At a Glance
- Tasks: Train and fine-tune large language models for real enterprise applications.
- Company: Innovative AI company in Manchester with a hybrid work culture.
- Benefits: Competitive salary, flexible working, and opportunities for professional growth.
- Why this job: Join a cutting-edge team shaping the future of AI communication tools.
- Qualifications: MSc or PhD in relevant fields and strong Python skills required.
- Other info: Dynamic environment with a focus on research and collaboration.
The predicted salary is between 36000 - 60000 £ per year.
Location: Manchester, UK (Hybrid – 3 days in the office)
Build the Future of AI-Powered Communication
We’re looking for a Data Scientist to join our growing LLM team, building production-ready large language models that power real enterprise applications.

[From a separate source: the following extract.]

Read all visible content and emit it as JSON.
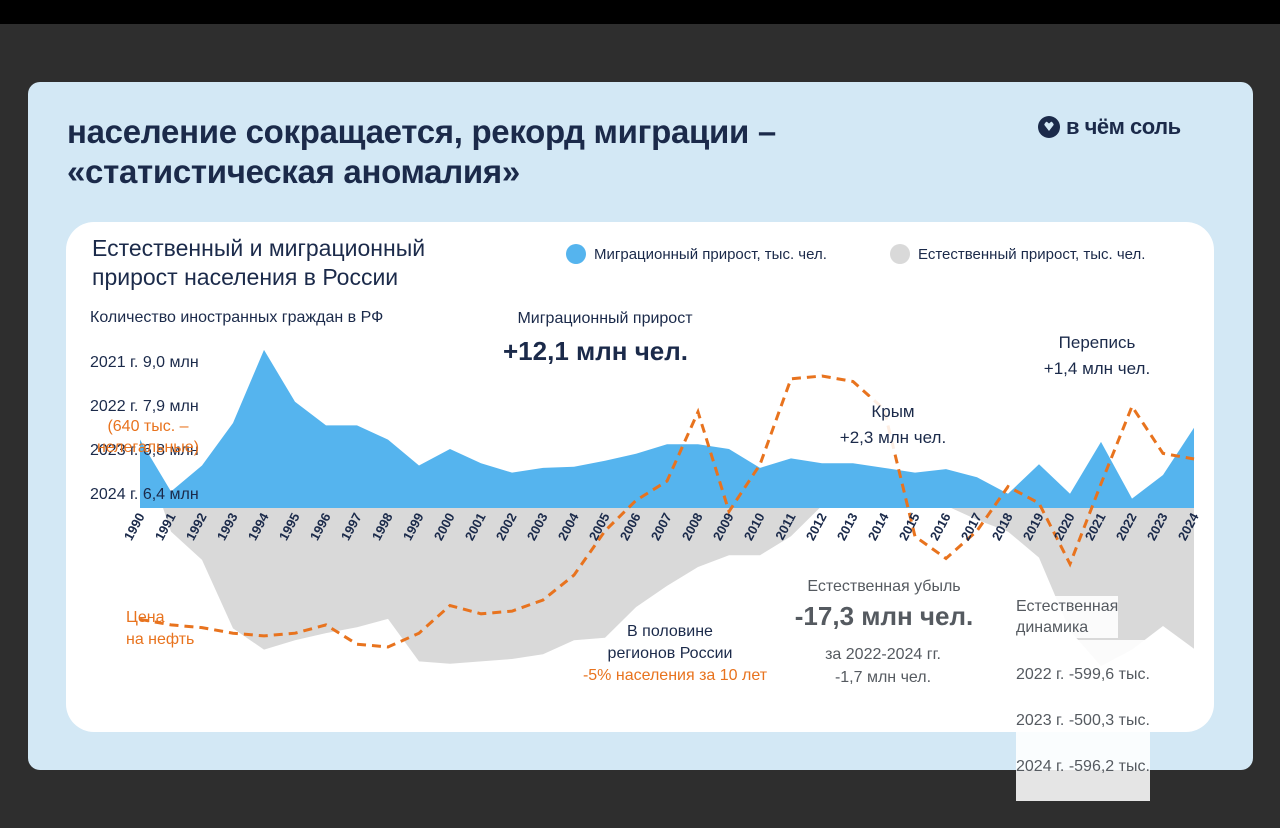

You’ll help train models, create datasets, and push performance boundaries in a fast-moving, research-driven environment.
What You’ll Do
- Train and fine-tune LLMs and ML models using standardised experiments and high-quality data.
- Build and improve LLM-based systems for low-latency RAG systems, intent detection, call scoring, and email classification.

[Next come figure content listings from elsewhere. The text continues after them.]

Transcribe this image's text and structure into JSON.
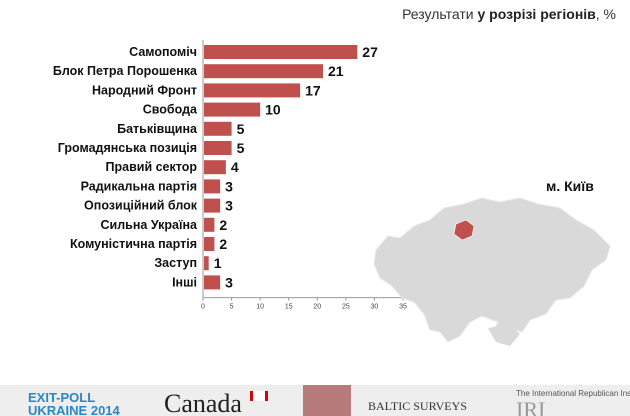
{
  "header": {
    "prefix": "Результати",
    "bold": "у розрізі регіонів",
    "suffix": ", %"
  },
  "region": "м. Київ",
  "colors": {
    "bar": "#c0504d",
    "axis": "#999999",
    "map_land": "#d9d9d9",
    "map_city": "#c0504d"
  },
  "chart_data": {
    "type": "bar",
    "orientation": "horizontal",
    "categories": [
      "Самопоміч",
      "Блок Петра Порошенка",
      "Народний Фронт",
      "Свобода",
      "Батьківщина",
      "Громадянська позиція",
      "Правий сектор",
      "Радикальна партія",
      "Опозиційний блок",
      "Сильна Україна",
      "Комуністична партія",
      "Заступ",
      "Інші"
    ],
    "values": [
      27,
      21,
      17,
      10,
      5,
      5,
      4,
      3,
      3,
      2,
      2,
      1,
      3
    ],
    "xlim": [
      0,
      35
    ],
    "xticks": [
      "0",
      "5",
      "10",
      "15",
      "20",
      "25",
      "30",
      "35"
    ],
    "grid": false
  },
  "footer": {
    "exit_poll_line1": "EXIT-POLL",
    "exit_poll_line2": "UKRAINE 2014",
    "canada": "Canada",
    "baltic": "BALTIC SURVEYS",
    "iri_caption": "The International Republican Institute",
    "iri": "IRI"
  },
  "icons": {
    "map": "ukraine-map-icon",
    "flag": "canada-flag-icon"
  }
}
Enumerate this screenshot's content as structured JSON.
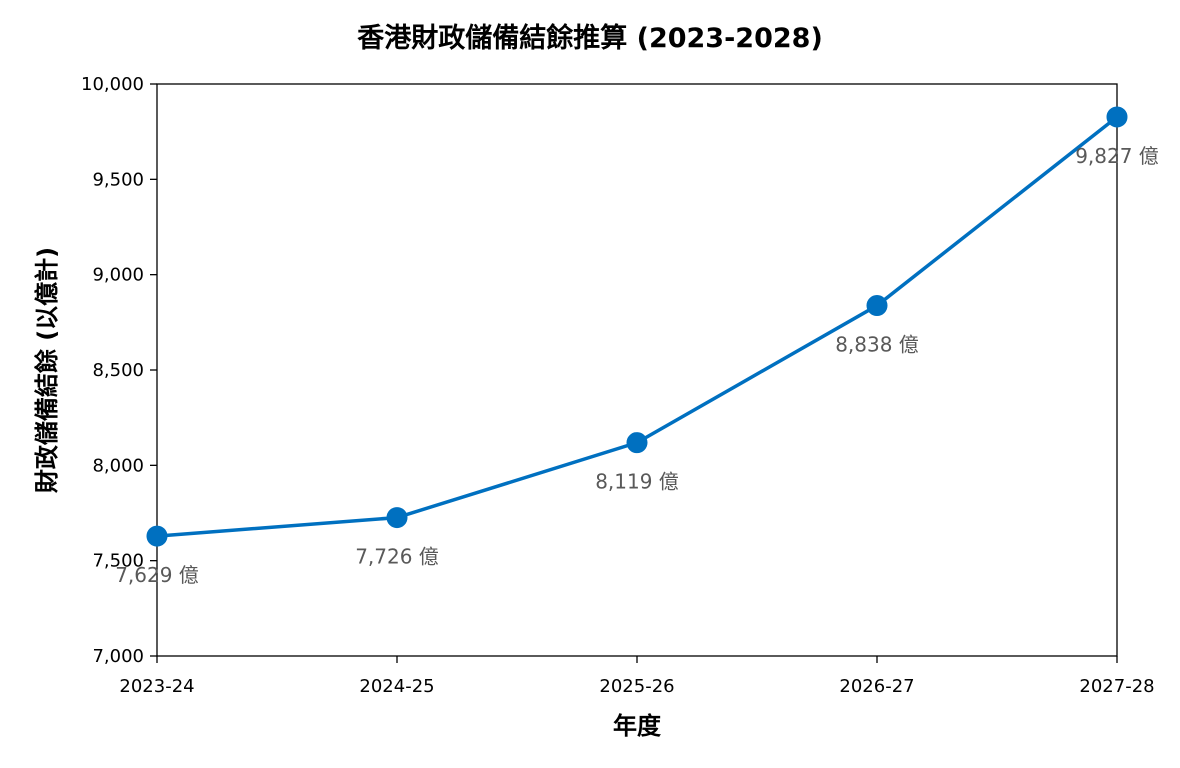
{
  "chart_data": {
    "type": "line",
    "title": "香港財政儲備結餘推算 (2023-2028)",
    "xlabel": "年度",
    "ylabel": "財政儲備結餘 (以億計)",
    "categories": [
      "2023-24",
      "2024-25",
      "2025-26",
      "2026-27",
      "2027-28"
    ],
    "series": [
      {
        "values": [
          7629,
          7726,
          8119,
          8838,
          9827
        ],
        "data_labels": [
          "7,629 億",
          "7,726 億",
          "8,119 億",
          "8,838 億",
          "9,827 億"
        ]
      }
    ],
    "ylim": [
      7000,
      10000
    ],
    "yticks": [
      7000,
      7500,
      8000,
      8500,
      9000,
      9500,
      10000
    ],
    "ytick_labels": [
      "7,000",
      "7,500",
      "8,000",
      "8,500",
      "9,000",
      "9,500",
      "10,000"
    ],
    "grid": false,
    "legend": "none",
    "colors": {
      "line": "#0070c0",
      "marker": "#0070c0",
      "axis": "#000000",
      "data_label": "#595959"
    }
  }
}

- Support real-time inference infrastructure with ultra-low latency and detailed monitoring.
- Create and maintain evaluation datasets to test safety, prompt following, and conversational quality.
- Collaborate with engineers and researchers to apply new ideas from the latest LLM and ML research.
What We’re Looking For
- MSc or PhD in Computer Science, Data Science, Mathematics, Physics, or a related field.
- Strong Python skills (pandas, NumPy, scikit-learn, PyTorch).
- Curiosity, rigour, and drive to improve model performance.
Why Join Us
- Work on real applied LLMs from training to deployment.
- Collaborate with an ambitious, research-informed team.
- Shape the next generation of AI-driven communication tools.
Data Scientist (LLMs) employer: ConnexAI
Contact Detail:
ConnexAI Recruiting Team
StudySmarter Expert Advice 🤫
We think this is how you could land Data Scientist (LLMs)
✨Tip Number 1
Network like a pro! Reach out to folks in the industry on LinkedIn or at meetups. A friendly chat can open doors that a CV just can't.
✨Tip Number 2
Show off your skills! Create a portfolio showcasing your projects, especially those involving LLMs and ML models. It’s a great way to demonstrate your expertise beyond the application.
✨Tip Number 3
Prepare for interviews by brushing up on common data science questions and practical coding challenges. We recommend practicing with real-world problems to get comfortable.
✨Tip Number 4
Don’t forget to apply through our website! It’s the best way to ensure your application gets seen by the right people. Plus, we love seeing candidates who are genuinely interested in joining us.
We think you need these skills to ace Data Scientist (LLMs)
Some tips for your application 🫡
Tailor Your CV: Make sure your CV highlights your relevant experience and skills, especially in Python and data science. We want to see how your background aligns with the role of a Data Scientist in LLMs, so don’t hold back on showcasing your projects!
Craft a Compelling Cover Letter: Your cover letter is your chance to shine! Use it to explain why you’re passionate about AI and LLMs, and how your curiosity and drive can contribute to our team. Keep it engaging and personal – we love to see your personality!
Showcase Your Projects: If you've worked on any relevant projects, whether academic or personal, make sure to mention them. We’re interested in seeing how you’ve applied your skills in real-world scenarios, especially in training and fine-tuning models.
Apply Through Our Website: We encourage you to apply directly through our website. It’s the best way for us to receive your application and ensures you’re considered for the role. Plus, it shows you’re keen to join our team at StudySmarter!
How to prepare for a job interview at ConnexAI
✨Know Your Models
Make sure you brush up on the latest advancements in large language models. Be ready to discuss your experience with training and fine-tuning models, as well as any specific projects you've worked on that relate to LLMs.
✨Showcase Your Python Skills
Since strong Python skills are a must, prepare to demonstrate your proficiency with libraries like pandas, NumPy, and PyTorch. Consider bringing along a portfolio of code snippets or projects that highlight your abilities.
✨Prepare for Technical Questions
Expect technical questions that test your understanding of machine learning concepts and algorithms. Brush up on topics like intent detection and low-latency systems, and be ready to explain how you would approach building and improving these systems.
✨Emphasise Collaboration
This role involves working closely with engineers and researchers, so be prepared to discuss your teamwork experiences. Share examples of how you've collaborated on projects and applied new ideas from research to real-world applications.